Without another word, I closed my eyes and sought that calm, cool center of my
being. If they found us, they would only find him, the person they’d been
looking for all along. It was a sound, strategic decision, I reasoned, but deep
down, I knew I was punishing him.

Petula stirred
as the heavy footfalls of half a dozen men clattered down the hall at a dead
run. The hazy fog of her aura was a dismal black.

“You see?” she
said distantly, her eyes closed. “There is never enough time.”

Jinx spared
one disturbed look at her before he set his teeth and picked up the pocket
knife from the slick bloodstain on the table. Some part of me knew I should
have been wringing his neck for an answer, but, thankfully, the rest of me knew
it would do no good.

“I’m going out
first,” he said to the air. “Follow me.” He backed against the wall beside the
door and peered through the crack. “I shouldn’t have cut the lines. They knew
as soon as they couldn’t get hold of the others that it was a diversion. Some
fucking ninja I turned out to be. Splinter would piss himself.”

They ran past
our hiding place, tiny flashes of black, and on to the control room. I could
hear the one who had accepted the package of tongues shouting at the two who
had stayed behind, demanding to know why they hadn’t been in communication. If
Jinx ran now, he might just make it.

I leaned
forward and whispered in his ear. “It’s safe outside.”

His eyes glazed
over, and he gave a shallow nod. Without saying anything, without a single
glance at the bloody girl lying on the floor, he slipped through the door and
into the hall. I turned to face the others. All but one were crowded into the
room.

“Have you
checked on Petula?” the apparent leader demanded.

 

“No, but we
didn’t know…,” another began, but it was too late. They were already on their
way back out again. They turned and looked right through me to the boy at the
elevator. I spun. Jinx was standing at the keypad, cussing up a storm as he
tried to remember which buttons I had pushed.

They tore down
the hall towards him. I smiled, drunk on the high of imperviousness and
passivity, intrigued by their urgency to get to him. I put myself squarely in
their way and laughed.
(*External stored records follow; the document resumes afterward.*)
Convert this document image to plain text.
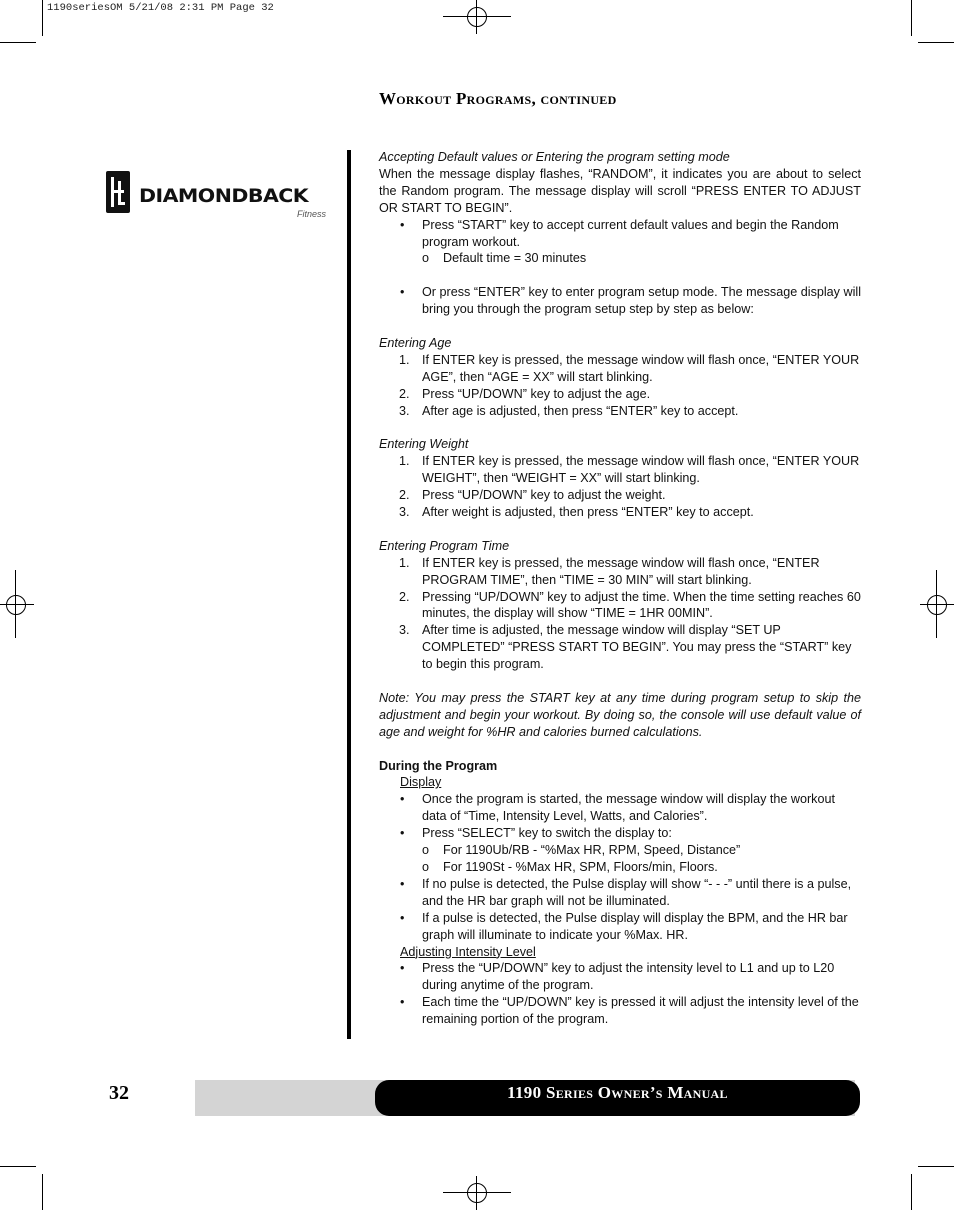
1190seriesOM 5/21/08 2:31 PM Page 32
Workout Programs, continued
DIAMONDBACK
Fitness

Accepting Default values or Entering the program setting mode

When the message display flashes, “RANDOM”, it indicates you are about to select the Random program. The message display will scroll “PRESS ENTER TO ADJUST OR START TO BEGIN”.

• Press “START” key to accept current default values and begin the Random program workout.
o Default time = 30 minutes
• Or press “ENTER” key to enter program setup mode. The message display will bring you through the program setup step by step as below:

Entering Age

1. If ENTER key is pressed, the message window will flash once, “ENTER YOUR AGE”, then “AGE = XX” will start blinking.
2. Press “UP/DOWN” key to adjust the age.
3. After age is adjusted, then press “ENTER” key to accept.

Entering Weight

1. If ENTER key is pressed, the message window will flash once, “ENTER YOUR WEIGHT”, then “WEIGHT = XX” will start blinking.
2. Press “UP/DOWN” key to adjust the weight.
3. After weight is adjusted, then press “ENTER” key to accept.

Entering Program Time

1. If ENTER key is pressed, the message window will flash once, “ENTER PROGRAM TIME”, then “TIME = 30 MIN” will start blinking.
2. Pressing “UP/DOWN” key to adjust the time. When the time setting reaches 60 minutes, the display will show “TIME = 1HR 00MIN”.
3. After time is adjusted, the message window will display “SET UP COMPLETED” “PRESS START TO BEGIN”. You may press the “START” key to begin this program.

Note: You may press the START key at any time during program setup to skip the adjustment and begin your workout. By doing so, the console will use default value of age and weight for %HR and calories burned calculations.

During the Program

Display

• Once the program is started, the message window will display the workout data of “Time, Intensity Level, Watts, and Calories”.
• Press “SELECT” key to switch the display to:
o For 1190Ub/RB - “%Max HR, RPM, Speed, Distance”
o For 1190St - %Max HR, SPM, Floors/min, Floors.
• If no pulse is detected, the Pulse display will show “- - -” until there is a pulse, and the HR bar graph will not be illuminated.
• If a pulse is detected, the Pulse display will display the BPM, and the HR bar graph will illuminate to indicate your %Max. HR.

Adjusting Intensity Level

• Press the “UP/DOWN” key to adjust the intensity level to L1 and up to L20 during anytime of the program.
• Each time the “UP/DOWN” key is pressed it will adjust the intensity level of the remaining portion of the program.
32	1190 Series Owner’s Manual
The first man crashed into me and staggered backward
like a domino, black and white and sprawling. I danced back to the elevator,
giggling like an invisible woman should, and tapped the proper code on the
buttons.

I assumed the elevator
would be waiting there, but it seemed that someone else had summoned it to the
top floor and, like most ancient elevators, it decided to take its sweet time. Jinx
turned to face them, knife in hand, but as they got to their feet, I realized
it would not be a fair fight. The domino, being braced by the men helping him
up, reached into his holster and pulled out a shiny black gun.